Een onderzoek in 1996 wees uit dat Andersen Consulting kon bogen op een naambekendheid van 40 % bij de doelgroep. Men stelde een eenvoudige vraag : heeft u recentelijk de naam Andersen Consulting gezien ? “Sommigen verwezen naar onze reclamecampagne, maar 40 % van de mensen van wie wij wilden dat ze wisten dat we bestonden, had de naam op de helmen gezien.

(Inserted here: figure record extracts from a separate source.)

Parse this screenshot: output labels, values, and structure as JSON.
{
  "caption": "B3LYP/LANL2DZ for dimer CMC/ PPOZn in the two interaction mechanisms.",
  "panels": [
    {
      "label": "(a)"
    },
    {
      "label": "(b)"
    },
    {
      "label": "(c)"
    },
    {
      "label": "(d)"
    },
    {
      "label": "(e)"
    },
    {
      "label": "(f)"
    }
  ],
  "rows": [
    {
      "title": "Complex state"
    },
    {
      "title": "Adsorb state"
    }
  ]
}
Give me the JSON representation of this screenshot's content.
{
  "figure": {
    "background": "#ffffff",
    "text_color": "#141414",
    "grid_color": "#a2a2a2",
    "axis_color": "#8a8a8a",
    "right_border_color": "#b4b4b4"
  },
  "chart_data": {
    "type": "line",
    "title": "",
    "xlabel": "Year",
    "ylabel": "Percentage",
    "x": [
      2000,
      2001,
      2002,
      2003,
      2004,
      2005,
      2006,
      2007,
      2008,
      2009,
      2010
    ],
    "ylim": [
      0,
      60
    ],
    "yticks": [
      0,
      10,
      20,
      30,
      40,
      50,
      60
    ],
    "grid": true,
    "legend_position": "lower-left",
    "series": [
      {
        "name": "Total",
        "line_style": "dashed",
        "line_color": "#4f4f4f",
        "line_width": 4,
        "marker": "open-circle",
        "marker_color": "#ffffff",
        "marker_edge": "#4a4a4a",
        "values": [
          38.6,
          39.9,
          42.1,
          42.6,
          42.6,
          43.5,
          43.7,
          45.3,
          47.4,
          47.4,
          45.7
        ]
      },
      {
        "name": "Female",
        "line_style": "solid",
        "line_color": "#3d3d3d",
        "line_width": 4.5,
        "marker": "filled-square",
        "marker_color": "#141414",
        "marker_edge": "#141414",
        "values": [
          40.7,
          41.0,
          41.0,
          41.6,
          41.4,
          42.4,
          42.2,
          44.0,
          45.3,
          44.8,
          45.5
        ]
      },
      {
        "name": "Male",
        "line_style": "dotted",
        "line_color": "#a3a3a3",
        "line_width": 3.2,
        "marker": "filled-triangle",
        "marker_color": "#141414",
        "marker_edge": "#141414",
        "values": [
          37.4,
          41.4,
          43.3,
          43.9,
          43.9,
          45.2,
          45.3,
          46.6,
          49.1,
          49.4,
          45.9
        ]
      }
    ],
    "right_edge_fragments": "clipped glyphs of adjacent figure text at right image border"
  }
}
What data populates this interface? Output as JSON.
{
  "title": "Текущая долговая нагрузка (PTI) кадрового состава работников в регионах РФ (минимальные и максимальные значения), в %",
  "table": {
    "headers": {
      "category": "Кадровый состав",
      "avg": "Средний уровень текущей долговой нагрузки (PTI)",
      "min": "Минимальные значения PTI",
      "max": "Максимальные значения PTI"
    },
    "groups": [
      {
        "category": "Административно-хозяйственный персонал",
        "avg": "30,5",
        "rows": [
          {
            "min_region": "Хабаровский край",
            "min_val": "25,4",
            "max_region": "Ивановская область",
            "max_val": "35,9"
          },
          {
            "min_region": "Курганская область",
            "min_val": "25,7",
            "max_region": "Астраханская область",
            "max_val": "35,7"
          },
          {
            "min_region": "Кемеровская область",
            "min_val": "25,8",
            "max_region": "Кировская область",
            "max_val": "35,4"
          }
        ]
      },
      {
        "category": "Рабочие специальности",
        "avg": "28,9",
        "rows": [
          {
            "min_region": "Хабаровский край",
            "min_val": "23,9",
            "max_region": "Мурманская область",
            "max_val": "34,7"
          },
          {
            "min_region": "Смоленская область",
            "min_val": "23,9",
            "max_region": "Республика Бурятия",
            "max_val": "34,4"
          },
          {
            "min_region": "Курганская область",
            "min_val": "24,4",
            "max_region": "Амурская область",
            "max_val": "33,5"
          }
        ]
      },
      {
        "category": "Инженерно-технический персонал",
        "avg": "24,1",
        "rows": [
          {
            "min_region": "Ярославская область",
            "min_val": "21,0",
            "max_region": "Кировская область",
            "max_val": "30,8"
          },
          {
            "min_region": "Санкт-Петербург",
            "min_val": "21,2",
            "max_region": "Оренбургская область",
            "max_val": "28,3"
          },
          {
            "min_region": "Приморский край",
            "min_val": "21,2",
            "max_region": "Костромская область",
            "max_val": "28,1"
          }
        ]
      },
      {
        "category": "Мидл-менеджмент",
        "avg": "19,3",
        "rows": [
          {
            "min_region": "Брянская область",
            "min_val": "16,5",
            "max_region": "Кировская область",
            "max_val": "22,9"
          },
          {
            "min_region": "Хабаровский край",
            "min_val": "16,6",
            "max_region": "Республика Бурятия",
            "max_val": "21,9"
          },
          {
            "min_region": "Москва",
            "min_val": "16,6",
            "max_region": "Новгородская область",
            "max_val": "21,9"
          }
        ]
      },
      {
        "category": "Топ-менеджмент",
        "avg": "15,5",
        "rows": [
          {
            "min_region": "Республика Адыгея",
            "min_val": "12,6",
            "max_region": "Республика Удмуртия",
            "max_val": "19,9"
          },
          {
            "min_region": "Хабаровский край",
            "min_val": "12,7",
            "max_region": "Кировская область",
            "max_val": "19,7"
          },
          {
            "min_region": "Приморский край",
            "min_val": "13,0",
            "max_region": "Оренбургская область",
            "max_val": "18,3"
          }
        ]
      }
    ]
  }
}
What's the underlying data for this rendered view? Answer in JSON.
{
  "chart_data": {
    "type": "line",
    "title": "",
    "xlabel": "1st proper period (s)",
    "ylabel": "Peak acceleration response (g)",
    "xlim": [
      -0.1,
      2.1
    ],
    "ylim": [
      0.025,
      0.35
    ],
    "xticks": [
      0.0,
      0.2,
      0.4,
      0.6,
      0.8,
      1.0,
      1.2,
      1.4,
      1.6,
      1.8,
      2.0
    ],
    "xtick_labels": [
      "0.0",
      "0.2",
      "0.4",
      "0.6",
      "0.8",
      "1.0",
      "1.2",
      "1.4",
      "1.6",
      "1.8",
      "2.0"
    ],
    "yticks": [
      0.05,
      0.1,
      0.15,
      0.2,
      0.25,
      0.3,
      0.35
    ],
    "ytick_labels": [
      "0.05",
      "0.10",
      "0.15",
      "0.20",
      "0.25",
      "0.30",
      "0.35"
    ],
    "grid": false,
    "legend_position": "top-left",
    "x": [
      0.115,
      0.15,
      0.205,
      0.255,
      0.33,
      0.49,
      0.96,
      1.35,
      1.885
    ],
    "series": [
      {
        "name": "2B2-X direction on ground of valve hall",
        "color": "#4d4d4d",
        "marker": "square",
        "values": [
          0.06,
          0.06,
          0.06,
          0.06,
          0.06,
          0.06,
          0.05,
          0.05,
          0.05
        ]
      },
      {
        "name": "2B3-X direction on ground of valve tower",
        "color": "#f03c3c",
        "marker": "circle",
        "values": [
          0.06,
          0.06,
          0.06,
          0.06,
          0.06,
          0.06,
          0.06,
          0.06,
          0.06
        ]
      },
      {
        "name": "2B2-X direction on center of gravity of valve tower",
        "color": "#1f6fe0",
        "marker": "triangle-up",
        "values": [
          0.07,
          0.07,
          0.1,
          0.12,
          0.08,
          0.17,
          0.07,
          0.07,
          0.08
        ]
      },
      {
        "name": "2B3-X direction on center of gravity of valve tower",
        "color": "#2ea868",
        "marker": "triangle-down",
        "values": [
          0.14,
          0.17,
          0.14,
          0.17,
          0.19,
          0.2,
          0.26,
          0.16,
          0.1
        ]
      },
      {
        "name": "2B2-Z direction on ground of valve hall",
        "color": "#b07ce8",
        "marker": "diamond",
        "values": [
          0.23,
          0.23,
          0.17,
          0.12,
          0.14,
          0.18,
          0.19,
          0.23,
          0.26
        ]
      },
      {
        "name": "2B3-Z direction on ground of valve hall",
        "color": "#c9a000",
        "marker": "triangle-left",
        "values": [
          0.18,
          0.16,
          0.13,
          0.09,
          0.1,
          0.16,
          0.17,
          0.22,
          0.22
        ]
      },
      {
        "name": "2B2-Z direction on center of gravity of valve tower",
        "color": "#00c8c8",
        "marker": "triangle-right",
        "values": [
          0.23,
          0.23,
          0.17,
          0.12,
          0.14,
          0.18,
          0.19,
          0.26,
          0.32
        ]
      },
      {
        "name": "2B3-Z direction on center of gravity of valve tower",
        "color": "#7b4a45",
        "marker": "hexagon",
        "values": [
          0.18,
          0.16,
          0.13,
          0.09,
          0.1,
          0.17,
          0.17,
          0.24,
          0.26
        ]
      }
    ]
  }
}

We kwamen er ook achter dat heel wat Britse zakenlui kijken naar de tv-uitzendingen van de Formule 1. Onze naam werd heel zichtbaar en de herkenning was groter dan via klassieke reclame,” aldus Baldock.
Niet iedereen wordt uitgenodigd
De betrokkenheid in de autoracerij wordt op diverse manieren geëxploiteerd. Nu de rechtstreekse uitzending van de Grand Prix in Groot-Brittannië van de openbare omroep BBC naar de commerciële zender ITV is gegaan, wordt het ook mogelijk reclamespots te brengen rond de race zelf.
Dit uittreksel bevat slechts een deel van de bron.